Airbnb promotions for the World Cup
One more thing before insurance: Airbnb is actively paying to grow the host base in World Cup markets, and Boston is on the list.
New hosts who complete their first stay by July 31, 2026 can earn $750 through Airbnb's biggest-ever host incentive program. That window covers the full tournament and a couple weeks beyond — anyone with a property near Gillette who hasn't listed yet is leaving bonus money on the table alongside everything else.
Already on the platform? If you refer a new host in a key match city before the tournament, you can earn between $185 and $1,160. Once they complete their first booking, there's an additional reward of up to $290 for qualifying zip codes. Full eligibility details are on Airbnb's website.

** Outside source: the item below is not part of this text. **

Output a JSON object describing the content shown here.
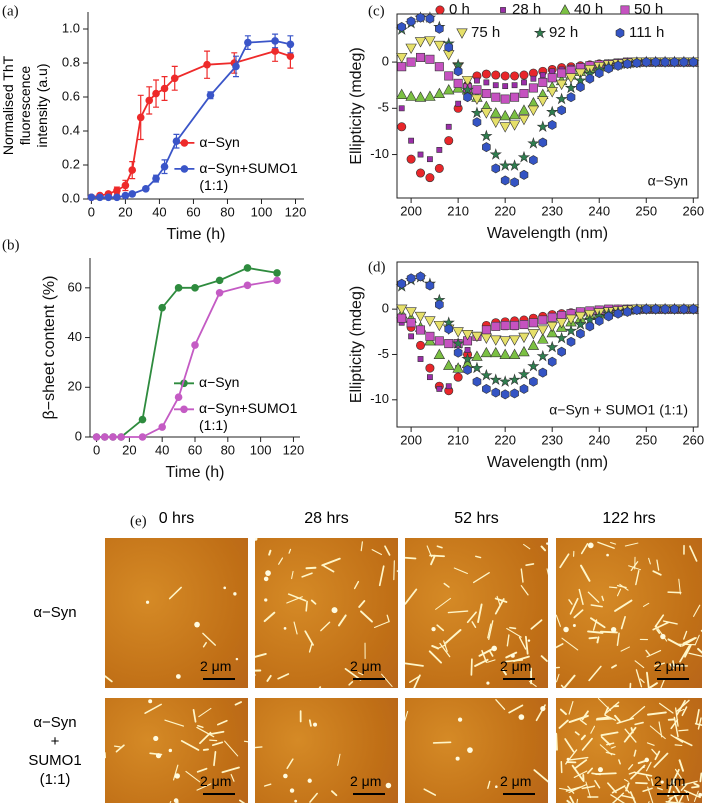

Second-highest projected host earnings of any US city in the country, and Airbnb is still running extra incentives to add supply. That tells you something about the demand they're expecting here.

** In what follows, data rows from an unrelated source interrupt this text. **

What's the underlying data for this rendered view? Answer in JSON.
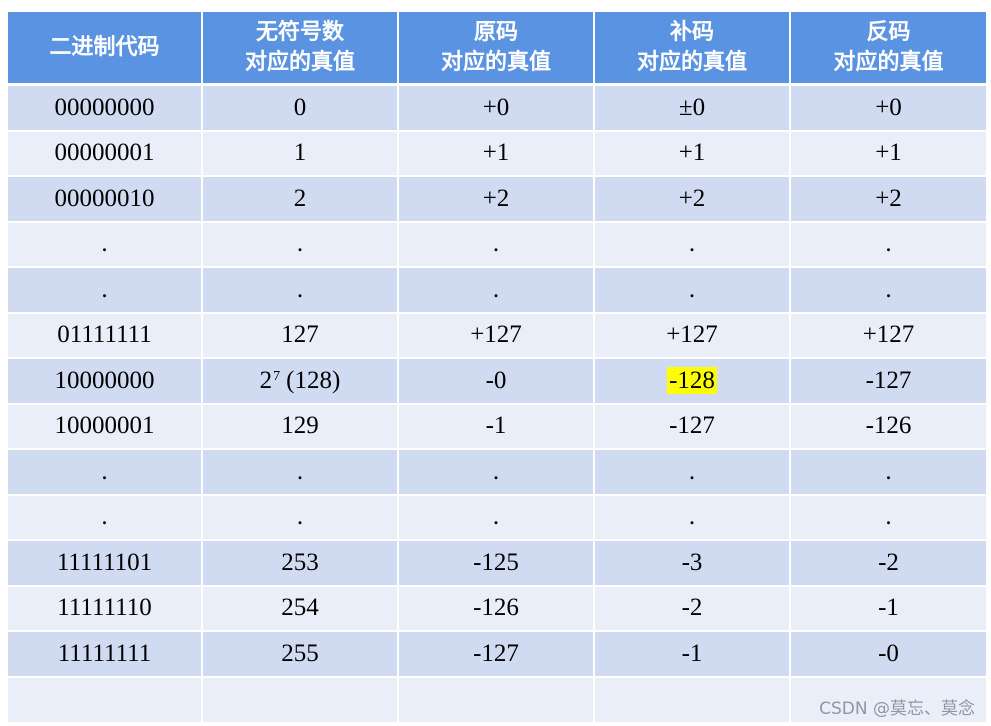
{
  "headers": [
    [
      "二进制代码"
    ],
    [
      "无符号数",
      "对应的真值"
    ],
    [
      "原码",
      "对应的真值"
    ],
    [
      "补码",
      "对应的真值"
    ],
    [
      "反码",
      "对应的真值"
    ]
  ],
  "rows": [
    [
      "00000000",
      "0",
      "+0",
      "±0",
      "+0"
    ],
    [
      "00000001",
      "1",
      "+1",
      "+1",
      "+1"
    ],
    [
      "00000010",
      "2",
      "+2",
      "+2",
      "+2"
    ],
    [
      ".",
      ".",
      ".",
      ".",
      "."
    ],
    [
      ".",
      ".",
      ".",
      ".",
      "."
    ],
    [
      "01111111",
      "127",
      "+127",
      "+127",
      "+127"
    ],
    [
      "10000000",
      "2|7|(128)",
      "-0",
      "-128",
      "-127"
    ],
    [
      "10000001",
      "129",
      "-1",
      "-127",
      "-126"
    ],
    [
      ".",
      ".",
      ".",
      ".",
      "."
    ],
    [
      ".",
      ".",
      ".",
      ".",
      "."
    ],
    [
      "11111101",
      "253",
      "-125",
      "-3",
      "-2"
    ],
    [
      "11111110",
      "254",
      "-126",
      "-2",
      "-1"
    ],
    [
      "11111111",
      "255",
      "-127",
      "-1",
      "-0"
    ],
    [
      "",
      "",
      "",
      "",
      ""
    ]
  ],
  "highlight": {
    "row": 6,
    "col": 3,
    "color": "#ffff00"
  },
  "colors": {
    "header": "#5b93e3",
    "row_dark": "#d0dbf2",
    "row_light": "#e9eef9"
  },
  "watermark": "CSDN @莫忘、莫念"
}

Insurance in Massachusetts
Massachusetts has a strict regulatory and legal environment, and that extends to the insurance landscape. Standard homeowner's coverage doesn't protect you once you're accepting paid guests. The liability exposure alone, from a guest injury to property damage, makes STR-specific coverage essential before your first booking.
Get Massachusetts short-term rental insurance in place before listing. If you're operating in the city specifically, Boston short-term rental insurance is tailored to the local market and its compliance requirements. Steadily's short-term rental insurance covers the full range: property damage, guest liability, and loss of rental income if a claim forces a booking cancellation. That income protection matters enormously when you've got a quarterfinal week at stake. A covered incident that forces cancellation of a 7-night stay at 5-7x rates is a significant financial event if you're uninsured against income loss.

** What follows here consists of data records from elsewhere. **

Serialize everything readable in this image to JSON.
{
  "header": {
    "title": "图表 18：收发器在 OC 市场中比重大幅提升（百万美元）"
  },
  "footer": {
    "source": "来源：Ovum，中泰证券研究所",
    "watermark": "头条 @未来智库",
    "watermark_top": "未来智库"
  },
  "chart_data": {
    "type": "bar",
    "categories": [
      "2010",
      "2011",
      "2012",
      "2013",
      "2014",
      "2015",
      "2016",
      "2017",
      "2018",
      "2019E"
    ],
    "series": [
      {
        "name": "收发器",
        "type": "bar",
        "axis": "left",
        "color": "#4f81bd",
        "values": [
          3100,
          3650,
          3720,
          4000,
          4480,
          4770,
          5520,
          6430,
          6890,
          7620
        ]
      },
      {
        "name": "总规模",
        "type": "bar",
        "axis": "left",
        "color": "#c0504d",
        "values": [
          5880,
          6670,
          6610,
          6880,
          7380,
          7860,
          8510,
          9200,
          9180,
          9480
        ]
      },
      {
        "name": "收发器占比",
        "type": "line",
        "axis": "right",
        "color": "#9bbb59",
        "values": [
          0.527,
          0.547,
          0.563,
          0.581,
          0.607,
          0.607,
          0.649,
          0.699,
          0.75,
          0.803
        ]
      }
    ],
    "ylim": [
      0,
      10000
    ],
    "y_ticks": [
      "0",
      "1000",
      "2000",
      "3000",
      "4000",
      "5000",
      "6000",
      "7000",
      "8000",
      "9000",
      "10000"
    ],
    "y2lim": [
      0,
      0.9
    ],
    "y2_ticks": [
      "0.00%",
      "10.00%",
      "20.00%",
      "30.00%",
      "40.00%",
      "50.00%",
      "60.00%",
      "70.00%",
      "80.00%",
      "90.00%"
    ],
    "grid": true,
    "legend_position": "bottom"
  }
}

Review your landlord insurance coverage options as well; for investor-owned properties, understanding how coverage types layer gives you a cleaner picture of your total risk profile.
The long-term play in Boston
Boston is a high-barrier, high-reward STR market. The regulatory work is real and can't be shortcut. But the landlords who do that work operate in a market with structural supply constraints that support pricing power year-round.
Beyond the World Cup, Boston's STR fundamentals are solid: year-round academic and corporate travel, tourist demand from spring through fall, and hotel rates that consistently push price-sensitive visitors toward alternatives. The tight regulatory environment that makes initial setup harder is exactly what keeps supply low and rates high for compliant operators. That's the math that makes the upfront effort worth it.
The short-term vs. long-term rental comparison is worth working through carefully in a market like Boston, where the STR premium over traditional leasing can be large but the operational complexity is real. The STR loophole for landlords is also worth understanding here; in a high-income market like Boston, the tax treatment of STR income can meaningfully affect your net yield calculation. The broader expert analysis on STR surge markets provides useful context on how major event demand converts into durable listing traction.
In short: Boston is a tough market to crack as a new STR operator. The regulatory hurdles are real; the compliance requirements are not optional. But the World Cup demand gives you a specific reason to do that regulatory groundwork now rather than later. The Tartan Army is coming. England fans are coming. A quarterfinal might land in Foxborough. The investors who sort out their registration, get their insurance in place, and list their properties in the next few weeks are going to be very glad they moved when they did.